Working on old motors that need a little help: an '84 6Hp Johnson and an '89 15Hp Evinrude. 

a. I don't have the original fuel lines for either of them. How do I find out for sure that I'm purchasing the right diameter? I'm assuming 3/8 is about right for both. Is it critical to get that right?

b. The fuel in my tank has been sitting there for several months. The first thing I want to do is throw it out and start fresh, to eliminate that variable during troubleshooting. Where/ how can I dispose of it easily, safely, and legally? It is an oil/ gas mix.


----------



## Brett (Jul 16, 2008)

Any diameter larger than 1/4 inch will do the job.
Most off the shelf assemblies are 5/16 inch lines.

Old fuel solutions:

Additives
Use in Lawn mower
Dilution of old fuel in tanks of new fuel
Hazardous waste disposal at County run location

previous posts:

http://www.microskiff.com/cgi-bin/yabb2/YaBB.pl?num=1241203624


----------



## TomFL (Oct 2, 2007)

Having just dropped 10 gallons of gas/oil mix off at the Martin County Landfill this morning, I can tell you they are happy to take the stuff off your hands for free.

-T


----------



## noeettica (Sep 23, 2007)

I wonder if you can use this stuff in an "old" Diesel SCREW The "Tiers" !

Dave


----------



## Frank_Sebastian (Oct 15, 2007)

Hi Tom,

Did you have to bring it in and leave the containers or did they let you pour it in a container there??

Thanks and best regards,
Frank_S


----------



## TomFL (Oct 2, 2007)

> Hi Tom,
> 
> Did you have to bring it in and leave the containers or did they let you pour it in a container there??
> 
> ...


The guy there poured it into the large tanks while I waited. 

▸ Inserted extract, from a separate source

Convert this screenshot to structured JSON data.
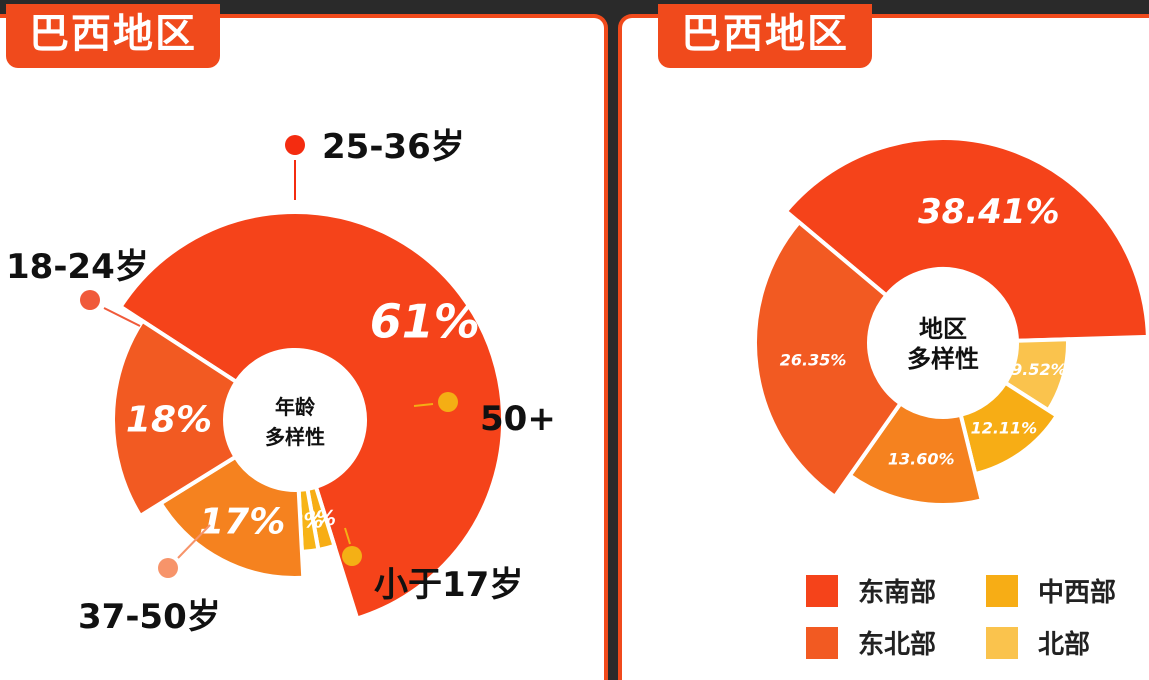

To boot, he asked if I needed any more cans. Says most people just drop the whole shebang off and leave the cans. I had my pick of about 10 and chose a perfect 2-gallon tank with the old-style seperate spout and vent along with a 5 gallon yellow diesel can which I'll use as a designated can just for old stuff.

-T


----------



## Brett (Jul 16, 2008)

My 5 hp Nissan makes a tank of fuel last a long long time.
Even though it only holds 3.5 gallons, I still went 8 plus months
between fill ups. I wonder why so many others are having fuel
contamination problems. Is it the fact that they are 2 stroke,
and are mixing oil in? Are their boats being stored outside,
and rainwater is leaking in the deck fill fittings or vents in the tank caps?
Loose hose connection on the underside of a deck fill fitting maybe?
Temperature changes and condensation caused by tank material?
I'm using E10 gasoline from a local convenience store.
Is it possible the gas itself was "wet" when purchased, and separated after they got home?
Just curious why I'm not getting the E10 separation syndrome like so many others...yet.  :-?

like this...


----------



## TomFL (Oct 2, 2007)

One factor could be where the boat is stored. Close to the water or not. Indoors or indoors?

Also could be the longitude. In S FL we're basically living in a humidifier. Above say Vero it's a whole 'nother ball game with less and less humidity the further north you go.

Leave your tank vent open and moisture is sneaking in while fumes are sneaking out. 

Of interest was the guy at the landfill said the fuel pickup guys stated 30 days is the max they are seeing as far as length of storage of E10 fuel before it breaks down.

That's pretty bad.... 

-T


----------